= Antonio Begines =

Spanish army officer (c. 1753 – 1813)

Antonio Begines de los Ríos y Bejerano (c. 1753 – 4 November 1813) was a Spanish military commander.

==Early career==
Born in Seville, as a cadet he saw action at Melilla in 1774. He sailed to South America in 1776 as a second lietenanant, returning to Spain to take part in the siege of Gibraltar until the end of 1781. In 1782–1783 he was again stationed in América.

Promoted to captain in 1789, he then saw action in the War of the Pyrenees.

==Peninsular War==

He was promoted to Infantry colonel in 1808, serving with the Infantry Regiment of Granada.

According to the Gazeta de Madrid of 4 November 1808, Colonel Begines, at the head of the Baza Regiment had passed through the city of Murcia the previous month on its way to Catalonia, as had the Artillery convoy of General Reding's Army of Granada, under Brigadier Gacitúa, and 658 hussars under the Marquis de Campverde.

He was taken prisoner at Gerona in 1809, but managed to escape and made his way to join Blake's army at Isla de León. Promoted to brigadier in June 1810, later that year he was given the command of the 1st Division of the 4th Army.

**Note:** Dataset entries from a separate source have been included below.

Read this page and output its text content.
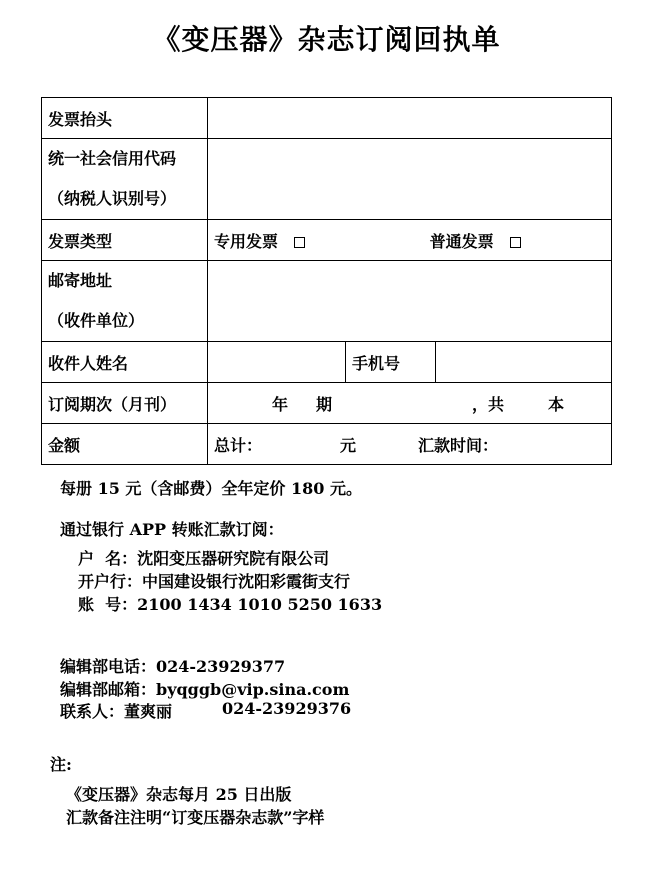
《变压器》杂志订阅回执单
发票抬头			

统一社会信用代码
（纳税人识别号）			

发票类型	专用发票 普通发票		

邮寄地址
（收件单位）			

收件人姓名		手机号	
订阅期次（月刊）	年 期 ，共 本		
金额	总计： 元 汇款时间：		
每册 15 元（含邮费）全年定价 180 元。
通过银行 APP 转账汇款订阅：
户  名：沈阳变压器研究院有限公司
开户行：中国建设银行沈阳彩霞街支行
账  号：2100 1434 1010 5250 1633
编辑部电话：024-23929377
编辑部邮箱：byqggb@vip.sina.com
联系人：董爽丽	024-23929376
注:
《变压器》杂志每月 25 日出版
汇款备注注明“订变压器杂志款”字样
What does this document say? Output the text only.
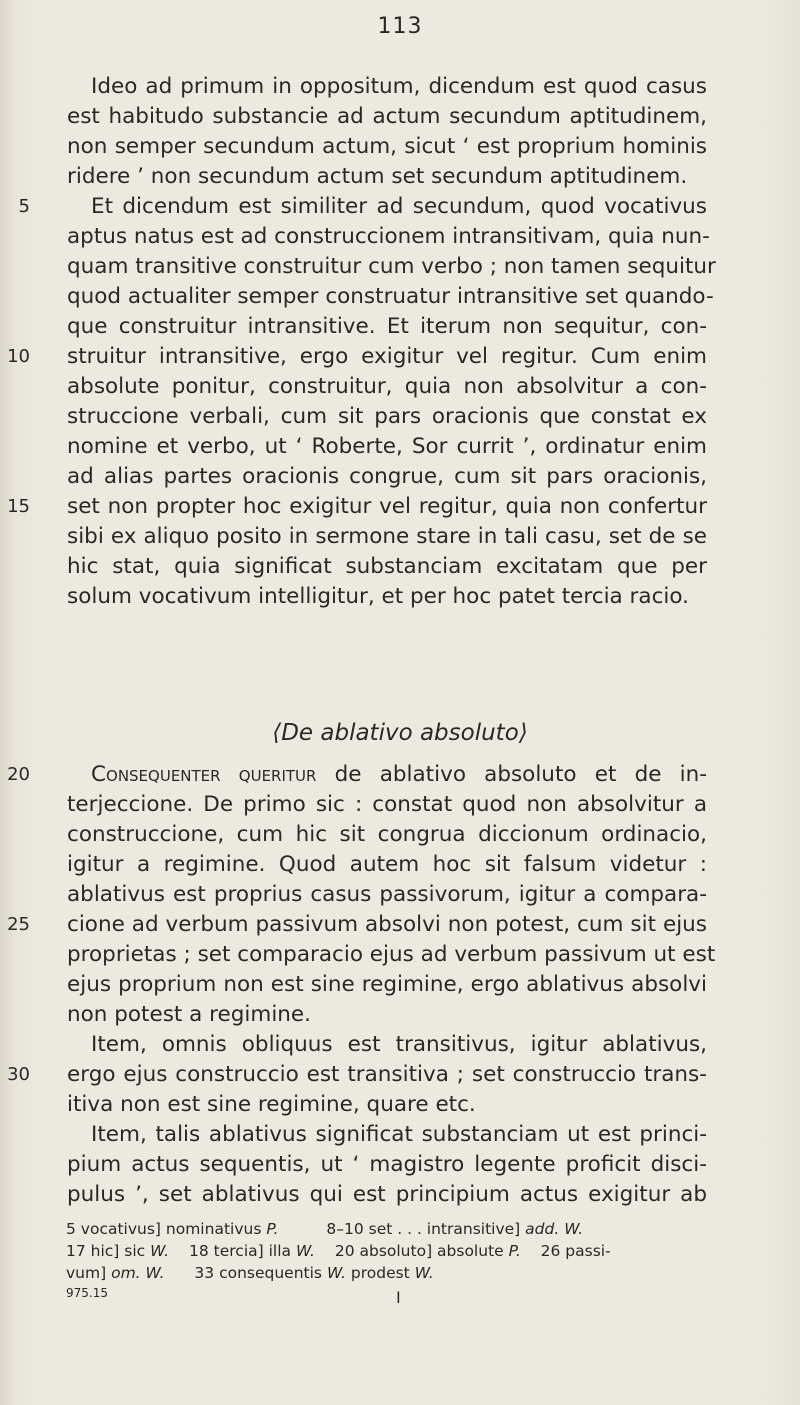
113
Ideo ad primum in oppositum, dicendum est quod casus
est habitudo substancie ad actum secundum aptitudinem,
non semper secundum actum, sicut ‘ est proprium hominis
ridere ’ non secundum actum set secundum aptitudinem.
Et dicendum est similiter ad secundum, quod vocativus
aptus natus est ad construccionem intransitivam, quia nun-
quam transitive construitur cum verbo ; non tamen sequitur
quod actualiter semper construatur intransitive set quando-
que construitur intransitive. Et iterum non sequitur, con-
struitur intransitive, ergo exigitur vel regitur. Cum enim
absolute ponitur, construitur, quia non absolvitur a con-
struccione verbali, cum sit pars oracionis que constat ex
nomine et verbo, ut ‘ Roberte, Sor currit ’, ordinatur enim
ad alias partes oracionis congrue, cum sit pars oracionis,
set non propter hoc exigitur vel regitur, quia non confertur
sibi ex aliquo posito in sermone stare in tali casu, set de se
hic stat, quia significat substanciam excitatam que per
solum vocativum intelligitur, et per hoc patet tercia racio.
⟨De ablativo absoluto⟩
Consequenter queritur de ablativo absoluto et de in-
terjeccione. De primo sic : constat quod non absolvitur a
construccione, cum hic sit congrua diccionum ordinacio,
igitur a regimine. Quod autem hoc sit falsum videtur :
ablativus est proprius casus passivorum, igitur a compara-
cione ad verbum passivum absolvi non potest, cum sit ejus
proprietas ; set comparacio ejus ad verbum passivum ut est
ejus proprium non est sine regimine, ergo ablativus absolvi
non potest a regimine.
Item, omnis obliquus est transitivus, igitur ablativus,
ergo ejus construccio est transitiva ; set construccio trans-
itiva non est sine regimine, quare etc.
Item, talis ablativus significat substanciam ut est princi-
pium actus sequentis, ut ‘ magistro legente proficit disci-
pulus ’, set ablativus qui est principium actus exigitur ab
5
10
15
20
25
30
5 vocativus] nominativus P.	8–10 set . . . intransitive] add. W.
17 hic] sic W. 18 tercia] illa W. 20 absoluto] absolute P. 26 passi-
vum] om. W. 33 consequentis W. prodest W.
975.15	I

The December 1810 decree (published 11 January 1811), which re-structured the Spanish Army into seven armies, incorporated the area of Campo de Gibraltar into the 4th Army, under the command of Lieutenant general, the Marquis de Coupigny, with two vanguard divisions under Zayas and Lardizabal. Begines was appointed commander of the Campo de Gibraltar, substituting the Marquis de Portago.

Following the Battle of Barrosa (March 1811), Begines, with three battalions, was based around the mountains of Ronda. On the 8th, at Medina Sidonia, his troops repulsed a French column of 600 men, led by General Cassagne, that had come to occupy the town. However, the following day they were forced to withdraw towards San Roque and Algeciras when French reinforcements approached.

On 3 June 1811, at Dehesa de Gaena, between Olvera and Morón, Begines, at the head of 400 infantry and 250 horse ambushed a battalion of 500 Polish troops who were on their way to reinforce the French troops at Ronda. Later that month he was promoted to field marshal.

At the end of August 1811, he was substituted as commander of the Campo de Gibraltar by Lieutenant general Francisco Ballesteros. However, Ballesteros proved himself very unpopular in Andalusia and the Regency received several complaints about him. Matters came to a head when Ballesteros refused to accept Wellington's appointment as commander-in-chief of the Spanish Army and was relieved of his command, with Duke del Parque taking over command of the 4th Army. Begines, now a field marshal, was appointed the prosecutor for Ballesteros's court martial.

Begines was appointed governor of Madrid and captain general of New Castile on 1 June 1813.

==Bibliography==

- Napier, William Francis Patrick (1839). History of the War in the Peninsula and in the South of France, From the Year 1807 to the Year 1814, Volume 2.